Crater Lake is like this CRAZY indescribable blue. Really...like you can't imagine. Everything we read in advance bigged up the place and the view you'd encounter when you first reached the rim of the caldera and looked at the lake for the first time. Well it's all true. It really is BLUE!! And so clear - you almost feel like you can see deep into the water (it does have visibility of up to 130ft!). Crater Lake was created so they say by the collapse of Mt Mazama. Mt Mazama was this Daddy-O of volcanos/mountains that reigned the region some 6800 years ago. It blew it's top a few times then one day all the magma underneath ran out and there was a big empty air pocket underneath that couldn't support the mountains weight so it collapsed in on itself - hence a big crater. After a few more mini eruptions; one of which left the island in the middle called Wizard Island, (because it looks like a wizards hat, silly!) it sealed itself. And so with no water sources in, and no water outlets it just filled itself with snow and rain water and hey presto - you have yourself a lake. Then some guy came along with a wicked imagination and thought up the name Crater Lake!
There's a 33 mile road around the rim of the lake (which is approx on average 1000ft above the surface of the lake). Due to snow about 1/2 the road is still closed (on the 26th June!!). Still we still saw some incredible views and after watching a short video at the visitor centre about their snow clearing efforts we have infinate respect for the snow clearing teams (they start clearing in April, with drifts up to 60ft deep!!!) It takes them 4 months to completely clear the 33 mile road! We did manage to do a short hike to the top of Garfield Peak (which the ranger had said was still closed due to snow, but there was us and a fair handful of other hardy souls that trekked through snow to reach the 'summit'). Of course more spectacular views from that vantage point at just over 8000ft. (surface of lake is at 6100ft)
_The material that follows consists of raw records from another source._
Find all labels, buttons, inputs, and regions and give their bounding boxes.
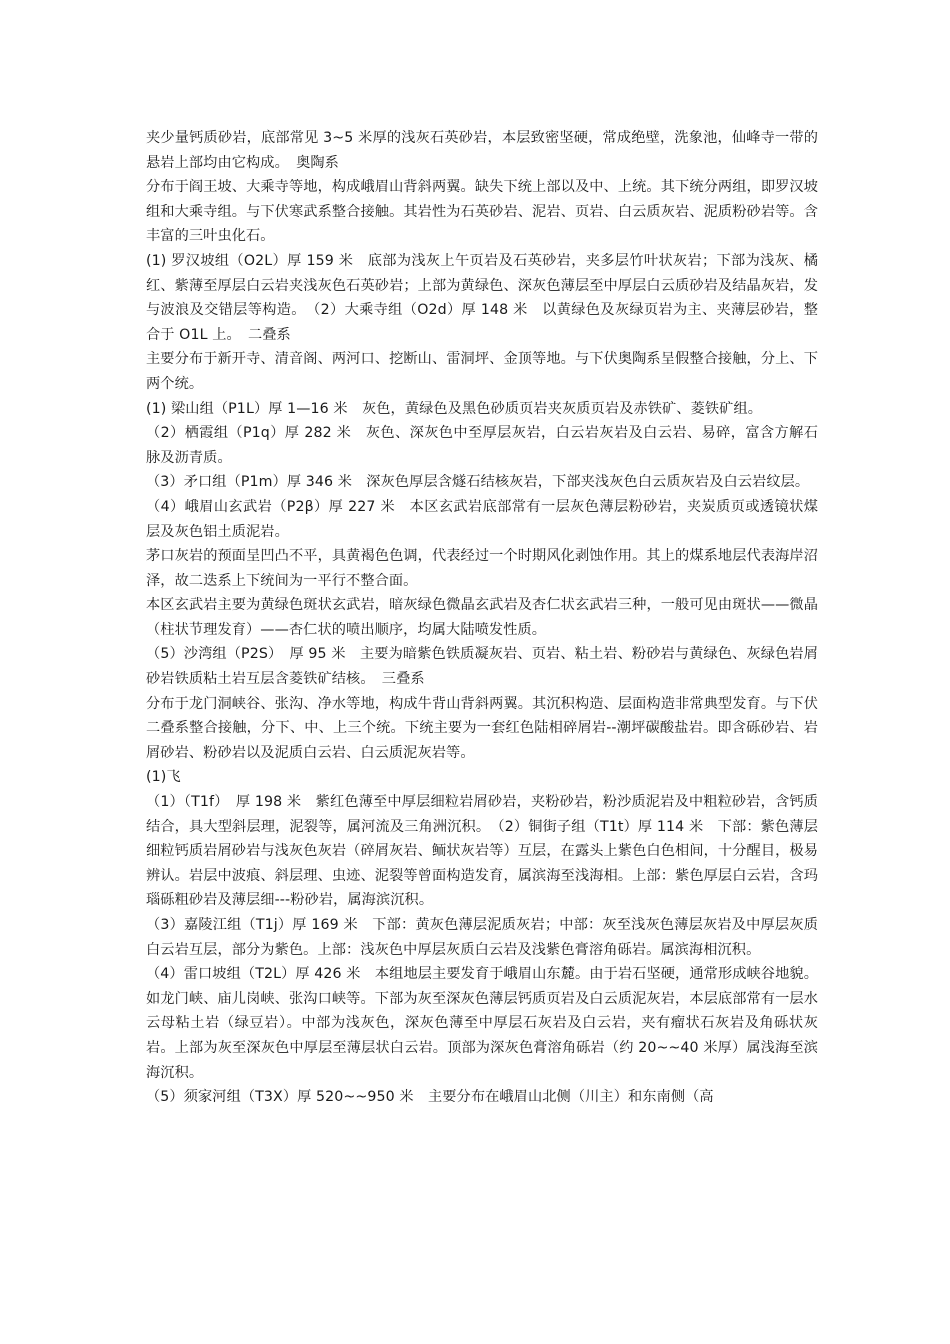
paragraph-emeishan-basalt: （4）峨眉山玄武岩（P2β）厚 227 米 本区玄武岩底部常有一层灰色薄层粉砂岩，夹炭质页或透镜状煤层及灰色铝土质泥岩。	[146, 498, 818, 540]
paragraph-triassic-intro: 分布于龙门洞峡谷、张沟、净水等地，构成牛背山背斜两翼。其沉积构造、层面构造非常典型发育。与下伏二叠系整合接触，分下、中、上三个统。下统主要为一套红色陆相碎屑岩--潮坪碳酸盐岩。即含砾砂岩、岩屑砂岩、粉砂岩以及泥质白云岩、白云质泥灰岩等。	[146, 695, 818, 761]
paragraph-luohanpo: (1) 罗汉坡组（O2L）厚 159 米 底部为浅灰上午页岩及石英砂岩，夹多层竹叶状灰岩；下部为浅灰、橘红、紫薄至厚层白云岩夹浅灰色石英砂岩；上部为黄绿色、深灰色薄层至中厚层白云质砂岩及结晶灰岩，发与波浪及交错层等构造。 （2）大乘寺组（O2d）厚 148 米 以黄绿色及灰绿页岩为主、夹薄层砂岩，整合于 O1L 上。 二叠系	[146, 252, 818, 343]
paragraph-basalt-types: 本区玄武岩主要为黄绿色斑状玄武岩，暗灰绿色微晶玄武岩及杏仁状玄武岩三种，一般可见由斑状——微晶（柱状节理发育）——杏仁状的喷出顺序，均属大陆喷发性质。	[146, 597, 818, 638]
paragraph-jialingjiang: （3）嘉陵江组（T1j）厚 169 米 下部：黄灰色薄层泥质灰岩；中部：灰至浅灰色薄层灰岩及中厚层灰质白云岩互层，部分为紫色。上部：浅灰色中厚层灰质白云岩及浅紫色膏溶角砾岩。属滨海相沉积。	[146, 917, 818, 958]
paragraph-maokou-surface: 茅口灰岩的预面呈凹凸不平，具黄褐色色调，代表经过一个时期风化剥蚀作用。其上的煤系地层代表海岸沼泽，故二迭系上下统间为一平行不整合面。	[146, 548, 818, 589]
paragraph-cambrian-cont: 夹少量钙质砂岩，底部常见 3~5 米厚的浅灰石英砂岩，本层致密坚硬，常成绝壁，洗象池，仙峰寺一带的悬岩上部均由它构成。 奥陶系	[146, 130, 818, 171]
paragraph-shawan: （5）沙湾组（P2S） 厚 95 米 主要为暗紫色铁质凝灰岩、页岩、粘土岩、粉砂岩与黄绿色、灰绿色岩屑砂岩铁质粘土岩互层含菱铁矿结核。 三叠系	[146, 646, 818, 688]
paragraph-permian-intro: 主要分布于新开寺、清音阁、两河口、挖断山、雷洞坪、金顶等地。与下伏奥陶系呈假整合接触，分上、下两个统。	[146, 351, 818, 392]
paragraph-liangshan: (1) 梁山组（P1L）厚 1—16 米 灰色，黄绿色及黑色砂质页岩夹灰质页岩及赤铁矿、菱铁矿组。	[146, 400, 763, 417]
paragraph-xujiahe: （5）须家河组（T3X）厚 520~~950 米 主要分布在峨眉山北侧（川主）和东南侧（高	[146, 1089, 714, 1106]
paragraph-maokou: （3）矛口组（P1m）厚 346 米 深灰色厚层含燧石结核灰岩，下部夹浅灰色白云质灰岩及白云岩纹层。	[146, 474, 810, 491]
paragraph-leikoupo: （4）雷口坡组（T2L）厚 426 米 本组地层主要发育于峨眉山东麓。由于岩石坚硬，通常形成峡谷地貌。如龙门峡、庙儿岗峡、张沟口峡等。下部为灰至深灰色薄层钙质页岩及白云质泥灰岩，本层底部常有一层水云母粘土岩（绿豆岩）。中部为浅灰色，深灰色薄至中厚层石灰岩及白云岩，夹有瘤状石灰岩及角砾状灰岩。上部为灰至深灰色中厚层至薄层状白云岩。顶部为深灰色膏溶角砾岩（约 20~~40 米厚）属浅海至滨海沉积。	[146, 966, 818, 1081]
paragraph-fei-heading: (1)飞	[146, 769, 181, 786]
paragraph-qixia: （2）栖霞组（P1q）厚 282 米 灰色、深灰色中至厚层灰岩，白云岩灰岩及白云岩、易碎，富含方解石脉及沥青质。	[146, 425, 818, 466]
paragraph-ordovician-intro: 分布于阎王坡、大乘寺等地，构成峨眉山背斜两翼。缺失下统上部以及中、上统。其下统分两组，即罗汉坡组和大乘寺组。与下伏寒武系整合接触。其岩性为石英砂岩、泥岩、页岩、白云质灰岩、泥质粉砂岩等。含丰富的三叶虫化石。	[146, 179, 818, 245]
document-page	[146, 126, 818, 1110]
paragraph-feixianguan-tongjiezi: （1）（T1f） 厚 198 米 紫红色薄至中厚层细粒岩屑砂岩，夹粉砂岩，粉沙质泥岩及中粗粒砂岩，含钙质结合，具大型斜层理，泥裂等，属河流及三角洲沉积。 （2）铜街子组（T1t）厚 114 米 下部：紫色薄层细粒钙质岩屑砂岩与浅灰色灰岩（碎屑灰岩、鲕状灰岩等）互层，在露头上紫色白色相间，十分醒目，极易辨认。岩层中波痕、斜层理、虫迹、泥裂等曾面构造发育，属滨海至浅海相。上部：紫色厚层白云岩，含玛瑙砾粗砂岩及薄层细---粉砂岩，属海滨沉积。	[146, 794, 818, 909]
And this is just a little plaque summing up some of the accomplishments of the CCC. And not everyone knows about these folks - they were the Civilian Conservation Corps. Set up by Franklin D Roosevelt within days after his election in 1933 it was during the great depression in the USA and something like 25% of the working population was unemployed. The CCC was set up to put young men to good use around the country builing things, working on roads and trails etc. AMAZING organisation. During our travels we've come across SO MANY instances where the CCC have left their mark - from old fashioned picnic tables and toilet block buildings, trails, bridges, ranger building and housing, campgrounds etc in national parks and state parks from Alabama to here. Just amazing - one of our 'big respects' goes out to these people. The CCC was disbanded come WWII when the country put it's resources, money and men to war efforts, but that have left such an inspiring legacy behind. (the campground we stayed in at the bottom of the Grand Canyon was an old CCC camp, the ampitheatre at Zion National Park where we listened to an evening ranger programme was built by them - just so much good work.)